Le 10 décembre 2023, un étrange décret "portant virement de crédits" est paru au Journal officiel. Il annule près de 20 millions d’euros (19.893.944€ précisément) en autorisations d'engagement et en crédits de paiement au sein de diverses missions du ministère de l’Intérieur. La mission "Sécurités" est concernée à hauteur de 8,6 millions d’euros, dont 6 millions proviennent de la Police nationale et le reliquat de la Sécurité civile. Le même texte prévoit l’ouverture d’autorisations d'engagement et de crédits de paiement pour le même montant de 19.893.944€, au profit de la Gendarmerie nationale. Ces annulations et ouvertures concernent le "titre 2", c’est à dire les dépenses de personnel dans la nomenclature budgétaire.
Une situation des plus classiques
Il n’en fallait pas plus pour qu’un lecteur nous signale ce texte en dénonçant "des tours de passe passe pour assurer la paie des gendarmes pour décembre 2023". De son côté, la très informée Lettre A estimait "la Place Beauvau contrainte de racler les fonds de tiroir pour payer ses gendarmes".
La situation est pourtant des plus classiques, explique néanmoins un gendarme au fait des questions budgétaires selon qui, chaque année, une régularisation a lieu pour le titre 2. En effet, celui-ci concerne des dépense de personnels, avec leurs primes. Or il est impossible de prévoir à l’euro près ce qui devra être versé au cours de l’année. En général, c’est d’ailleurs la Gendarmerie qui prévoit large et qui voit ce surplus reversé à d’autres programmes. Ainsi, en 2010, la Fédération nationale des retraités de la Gendarmerie s’inquiétait déjà de ce que l’Arme avait dû reverser 23.500.000 € à la Police pour que celle ci puisse "assurer dans de bonnes conditions la paye des policiers du mois de décembre".
Règles budgétaires
Ce surplus serait de toute façon perdu puisque "les crédits disponibles sur le titre 2 ne peuvent pas venir abonder les crédits inscrits sur le titre 2 l’année suivante, en application de l’article 15-II de la Lolf (Loi organique relative aux lois de finances NDLR)", rappelle le ministère du Budget dans ses circulaires budgétaires.
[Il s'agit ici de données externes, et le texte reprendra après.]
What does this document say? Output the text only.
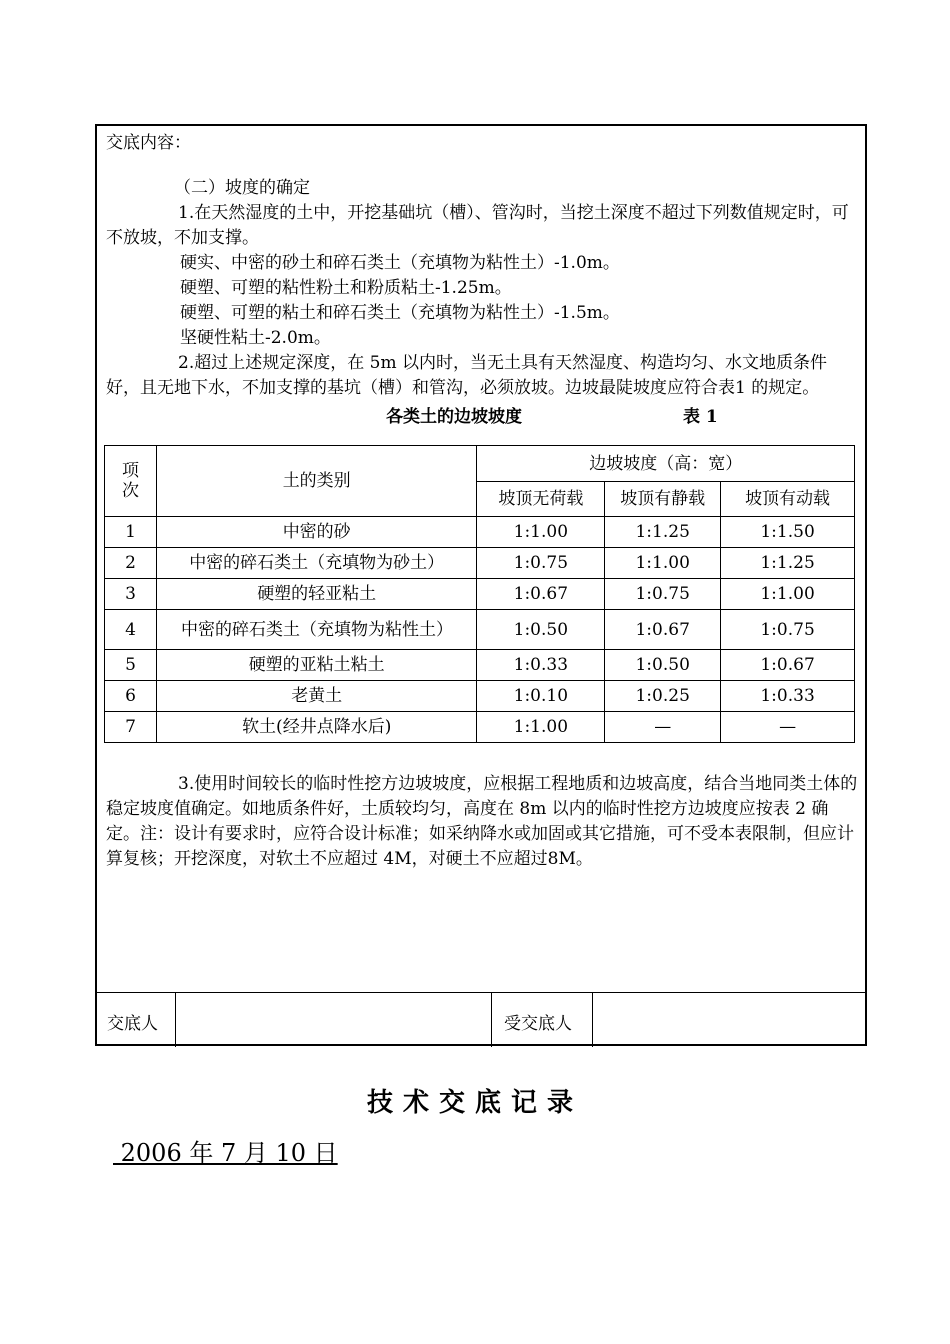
交底内容：
（二）坡度的确定
1.在天然湿度的土中，开挖基础坑（槽）、管沟时，当挖土深度不超过下列数值规定时，可不放坡，不加支撑。
硬实、中密的砂土和碎石类土（充填物为粘性土）-1.0m。
硬塑、可塑的粘性粉土和粉质粘土-1.25m。
硬塑、可塑的粘土和碎石类土（充填物为粘性土）-1.5m。
坚硬性粘土-2.0m。
2.超过上述规定深度，在 5m 以内时，当无土具有天然湿度、构造均匀、水文地质条件好，且无地下水，不加支撑的基坑（槽）和管沟，必须放坡。边坡最陡坡度应符合表1 的规定。
各类土的边坡坡度	表 1
项次	土的类别	边坡坡度（高：宽）		
		坡顶无荷载	坡顶有静载	坡顶有动载
1	中密的砂	1:1.00	1:1.25	1:1.50
2	中密的碎石类土（充填物为砂土）	1:0.75	1:1.00	1:1.25
3	硬塑的轻亚粘土	1:0.67	1:0.75	1:1.00
4	中密的碎石类土（充填物为粘性土）	1:0.50	1:0.67	1:0.75
5	硬塑的亚粘土粘土	1:0.33	1:0.50	1:0.67
6	老黄土	1:0.10	1:0.25	1:0.33
7	软土(经井点降水后)	1:1.00	—	—
3.使用时间较长的临时性挖方边坡坡度，应根据工程地质和边坡高度，结合当地同类土体的稳定坡度值确定。如地质条件好，土质较均匀，高度在 8m 以内的临时性挖方边坡度应按表 2 确定。注：设计有要求时，应符合设计标准；如采纳降水或加固或其它措施，可不受本表限制，但应计算复核；开挖深度，对软土不应超过 4M，对硬土不应超过8M。
交底人	受交底人
技术交底记录
2006 年 7 月 10 日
La Lolf prévoit d’ailleurs que "des virements peuvent modifier la répartition des crédits entre programmes d'un même ministère", ces virements cumulés "ne pouvant excéder 2% des crédits ouverts par la loi de finances de l'année pour chacun des programmes concernés. Ce plafond s'applique également aux crédits ouverts sur le titre des dépenses de personnel pour chacun des programmes concernés".
Pour 2022, la loi de finances prévoyait 7.815.196.786€ en autorisations d'engagement et autant en crédits de paiement pour le Titre 2 de la Gendarmerie. L’ajustement de fin d’année prévu dans le décret correspond donc à 0,25% des dépenses de personnel annuelles de l’Arme. Bien loin du plafond annuel autorisé par la Lolf.